According to Losick, a former Ad Board member, going before the board can be a punishment in itself in cases, when students are only accused of minor transgressions and are forced to cope with the sometimes stressful policies of the Board.
“People have been threatened with the Ad Board for propping a door open in their room,” Sundquist said. “That’s a local issue that can easily be dealt with at a house level.”
BURDEN OF ‘PERSUASION’
One key reform is a new standard for guilt before the Ad Board.
Right now, no formal threshold exists by which the board should decide whether or not a student should be punished.
Next year, the board will have to be “sufficiently persuaded” of guilt in order to exact penalties, Sundquist said.
Such a benchmark was much sought after by those unhappy with current Ad Board policy.
“It was my impression,” Losick said about the current standard, “that in practice it was often ‘more likely than not.’”
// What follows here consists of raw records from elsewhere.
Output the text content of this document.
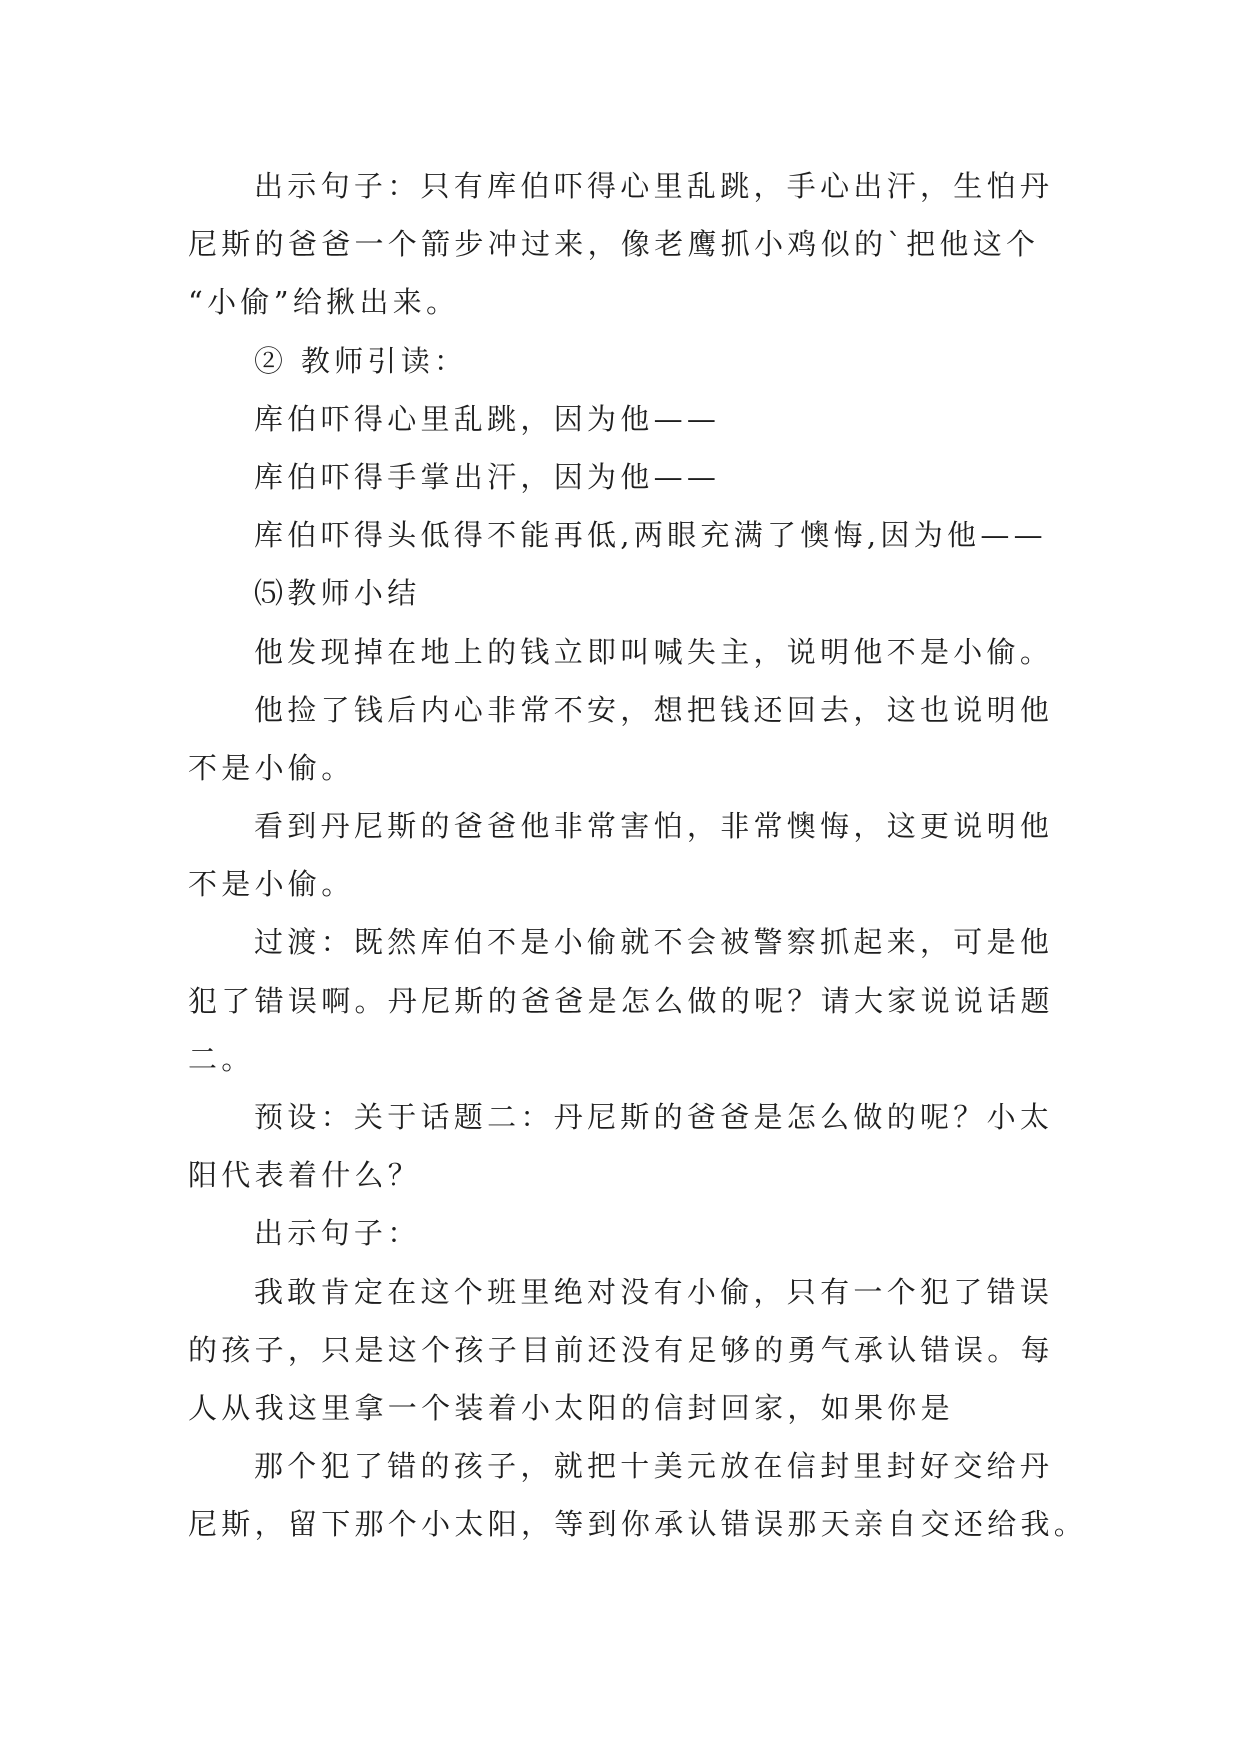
出示句子：只有库伯吓得心里乱跳，手心出汗，生怕丹
尼斯的爸爸一个箭步冲过来，像老鹰抓小鸡似的`把他这个
“小偷”给揪出来。
② 教师引读：
库伯吓得心里乱跳，因为他——
库伯吓得手掌出汗，因为他——
库伯吓得头低得不能再低,两眼充满了懊悔,因为他——
⑸教师小结
他发现掉在地上的钱立即叫喊失主，说明他不是小偷。
他捡了钱后内心非常不安，想把钱还回去，这也说明他
不是小偷。
看到丹尼斯的爸爸他非常害怕，非常懊悔，这更说明他
不是小偷。
过渡：既然库伯不是小偷就不会被警察抓起来，可是他
犯了错误啊。丹尼斯的爸爸是怎么做的呢？请大家说说话题
二。
预设：关于话题二：丹尼斯的爸爸是怎么做的呢？小太
阳代表着什么？
出示句子：
我敢肯定在这个班里绝对没有小偷，只有一个犯了错误
的孩子，只是这个孩子目前还没有足够的勇气承认错误。每
人从我这里拿一个装着小太阳的信封回家，如果你是
那个犯了错的孩子，就把十美元放在信封里封好交给丹
尼斯，留下那个小太阳，等到你承认错误那天亲自交还给我。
According to the Ad Board’s guide for students, in 2007-2008, about half of disciplinary cases put the students who went before the board on probation or required them to withdraw for some period of time, typically one to two years.
Review committee members will also be working with deans this summer to draft legislation for the faculty to amend student handbook policies on the Ad Board.
Some major changes that will require a vote of the full Faculty include increasing the range of punishments available to the Ad Board in cases of academic dishonesty, re-examining Harvard’s dismissal policy, and clarifying the definition of inappropriate collaboration in the handbook, Sundquist said.
A STUDENT VOICE?
The next step, many undergraduate proponents argue, is student participation in Ad Board proceedings, but there is little guarantee that this round of reforms will address the issue.
Andrea R. Flores ’10, the current UC president, said she believes that having students on committee is “necessary.”
“All of [the suggested changes] are important and will be necessary and helpful,” Flores said. “They should not be in any way diminished, but I think everyone would agree that the biggest part of the question hasn’t been answered.”
But student involvement is still up for consideration.
One option currently being floated is giving students a choice between two disciplinary committees—one with students and one without, according to Donald Pfister, a professor of systemic botany and a member of the Ad Board Review Committee.
“Undoubtably” the support for the provision “will be mixed,” said Pfister, who previously served on the Ad Board.
Sundquist said the question deserves examination, but that he is unsure whether legislation to go before the Faculty on the issue would be produced over the summer.